Candidates: avoid these common mistakes!

In 20 years at the front line of working with talented candidates, we’ve seen quite a few howlers at Prism Executive Recruitment but some mistakes come up again and again.

Common mistakes made by candidates in a job applications

Here are the 7 most common candidate mistakes when applying for a job:

1. Ignoring the job criteria.

Most job applicants miss out on one or more of the ‘must haves’. “But I have nothing to lose by applying: why should I care?” Contrary to popular belief most applications are read by real people so if you’re cheesing them off that’s not going to be advantageous if you then apply for a job you ARE qualified for. Also, you might think of yourself as pretty resilient but do you really want to receive rejection email after rejection email?

2. The CV is too long.

It should be ideally 2-3 pages, yet we receive many CVs much much longer. Consider carefully what that might say about you and you’ll conclude it’s probably not good. See our guide to writing a great CV.

3. The CV isn’t mainly a job listing in reverse chronological order.

Most CV reviewers simply want to see what you’ve done and when you’ve done it and that’s really the point of a CV. Anything else makes it difficult and means they’re more likely to move on to the next applicant. Competency-based CVs are a major turnoff.

4. The CV has mistakes including basic typos.

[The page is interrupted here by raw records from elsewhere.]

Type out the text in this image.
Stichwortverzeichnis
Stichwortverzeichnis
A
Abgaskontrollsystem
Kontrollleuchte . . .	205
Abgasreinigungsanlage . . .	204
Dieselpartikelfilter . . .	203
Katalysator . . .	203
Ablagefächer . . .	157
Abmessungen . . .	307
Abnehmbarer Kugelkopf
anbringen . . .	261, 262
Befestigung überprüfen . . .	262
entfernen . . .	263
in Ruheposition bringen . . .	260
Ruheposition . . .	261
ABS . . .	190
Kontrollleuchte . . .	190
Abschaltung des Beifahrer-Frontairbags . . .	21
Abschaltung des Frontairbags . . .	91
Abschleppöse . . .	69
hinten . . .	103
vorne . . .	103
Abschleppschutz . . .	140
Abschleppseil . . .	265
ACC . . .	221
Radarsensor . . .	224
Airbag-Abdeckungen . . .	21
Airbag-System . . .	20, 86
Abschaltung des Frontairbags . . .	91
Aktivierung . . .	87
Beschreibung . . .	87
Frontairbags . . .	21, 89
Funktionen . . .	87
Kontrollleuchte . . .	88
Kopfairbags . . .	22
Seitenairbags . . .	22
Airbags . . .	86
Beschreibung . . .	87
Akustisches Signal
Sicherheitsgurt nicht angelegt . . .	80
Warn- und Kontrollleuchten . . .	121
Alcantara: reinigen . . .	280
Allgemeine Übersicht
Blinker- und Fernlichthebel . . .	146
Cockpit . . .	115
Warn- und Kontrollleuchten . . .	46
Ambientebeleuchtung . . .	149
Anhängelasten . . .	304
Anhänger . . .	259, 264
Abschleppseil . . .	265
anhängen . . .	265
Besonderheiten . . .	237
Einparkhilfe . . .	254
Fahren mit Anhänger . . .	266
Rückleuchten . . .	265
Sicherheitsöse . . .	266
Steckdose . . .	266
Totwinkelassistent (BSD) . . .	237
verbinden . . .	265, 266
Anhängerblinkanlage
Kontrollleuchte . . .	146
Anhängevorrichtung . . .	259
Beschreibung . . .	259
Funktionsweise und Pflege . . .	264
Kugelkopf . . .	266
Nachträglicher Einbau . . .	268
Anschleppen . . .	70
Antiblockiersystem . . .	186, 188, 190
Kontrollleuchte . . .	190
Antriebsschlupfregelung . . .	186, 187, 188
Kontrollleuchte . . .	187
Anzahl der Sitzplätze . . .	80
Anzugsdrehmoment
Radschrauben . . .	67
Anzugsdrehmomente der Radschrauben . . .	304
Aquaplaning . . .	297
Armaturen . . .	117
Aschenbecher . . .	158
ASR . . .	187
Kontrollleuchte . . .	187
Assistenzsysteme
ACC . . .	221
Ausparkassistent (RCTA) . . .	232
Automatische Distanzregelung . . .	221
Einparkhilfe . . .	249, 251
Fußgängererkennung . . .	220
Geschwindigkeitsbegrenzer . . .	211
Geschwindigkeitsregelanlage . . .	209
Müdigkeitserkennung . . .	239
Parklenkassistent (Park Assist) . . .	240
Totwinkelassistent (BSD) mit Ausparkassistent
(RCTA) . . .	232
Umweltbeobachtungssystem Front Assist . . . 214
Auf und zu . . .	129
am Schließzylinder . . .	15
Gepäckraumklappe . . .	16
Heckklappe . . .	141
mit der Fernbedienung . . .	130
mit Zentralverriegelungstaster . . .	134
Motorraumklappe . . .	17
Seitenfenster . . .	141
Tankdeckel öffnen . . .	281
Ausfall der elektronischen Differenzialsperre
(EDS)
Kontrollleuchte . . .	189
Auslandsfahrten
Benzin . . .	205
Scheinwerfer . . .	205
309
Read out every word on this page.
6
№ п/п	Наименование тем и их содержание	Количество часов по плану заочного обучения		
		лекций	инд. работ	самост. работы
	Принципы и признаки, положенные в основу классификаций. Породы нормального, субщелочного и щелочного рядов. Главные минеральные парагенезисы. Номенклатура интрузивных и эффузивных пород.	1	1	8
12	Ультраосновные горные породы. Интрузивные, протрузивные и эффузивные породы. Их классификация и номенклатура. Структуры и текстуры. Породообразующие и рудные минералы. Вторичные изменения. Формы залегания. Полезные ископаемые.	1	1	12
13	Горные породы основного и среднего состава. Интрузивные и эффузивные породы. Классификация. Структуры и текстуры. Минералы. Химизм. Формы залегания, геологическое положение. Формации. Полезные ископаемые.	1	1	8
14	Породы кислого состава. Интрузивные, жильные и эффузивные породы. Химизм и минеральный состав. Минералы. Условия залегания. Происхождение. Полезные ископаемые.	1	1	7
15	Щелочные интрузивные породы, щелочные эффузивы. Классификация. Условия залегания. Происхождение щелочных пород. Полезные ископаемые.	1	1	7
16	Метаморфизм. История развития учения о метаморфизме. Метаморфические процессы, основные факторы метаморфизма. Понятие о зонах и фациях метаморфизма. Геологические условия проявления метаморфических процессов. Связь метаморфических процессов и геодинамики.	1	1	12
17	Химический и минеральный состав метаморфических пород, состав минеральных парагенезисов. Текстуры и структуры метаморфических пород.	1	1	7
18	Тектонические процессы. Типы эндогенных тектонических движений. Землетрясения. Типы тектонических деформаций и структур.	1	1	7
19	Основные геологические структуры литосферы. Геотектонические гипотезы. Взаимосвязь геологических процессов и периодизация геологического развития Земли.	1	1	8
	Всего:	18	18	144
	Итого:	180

As per the above comment: “consider carefully what that might say about you”. Why would an employer want to hire a candidate if one of the most important documents in their professional life has errors?

4. LinkedIn is not up to date and/or not similar to the CV.

Many people don’t realise that almost invariably if your CV is of potential interest to a recruiter or employer they will look at your LinkedIn profile. It will put them off if they can’t find one, or it doesn’t tally with your CV, or it’s out of date, there’s an unprofessional photo or it has other aspects which raise a flag. Note LinkedIn shouldn’t be a replica of your CV either. This isn’t about so-called “social media snooping” but basic good sense! These days professionals are expected to look after their brand. A candidate’s brand has value to an employer as well as the individual.

5. Talking too much.

This applies to the phone or in person. We can all overdo it a bit, especially when nervous. However, being overly loquacious suggests a lack of emotional intelligence and ensures that the really good points you are making get lost.

6. Showing up late.

Does this really need any explanation? It is rare that candidates arrive late for a face to face meeting. However, it’s much more common for applicants to be on voicemail at the agreed time for a telephone interview. Some people think it matters less but it still inconveniences the interviewer to a similar degree and makes an awful impression. Possibly disrespectful and at worst poor organisational skills and/or not interested in the job. There is rarely a plausible excuse for not getting a message to the interviewer.

7. You’re unprepared.

At Prism we brief all our candidates thoroughly but we regularly get the impression that we’re raising points that weren’t on the applicant’s radar. These days all candidates are expected to be thoroughly prepared. Indeed the challenge is to stand out!

Many of the roles we handle generate a large volume of responses: use these simple tips to turn the odds in your favour!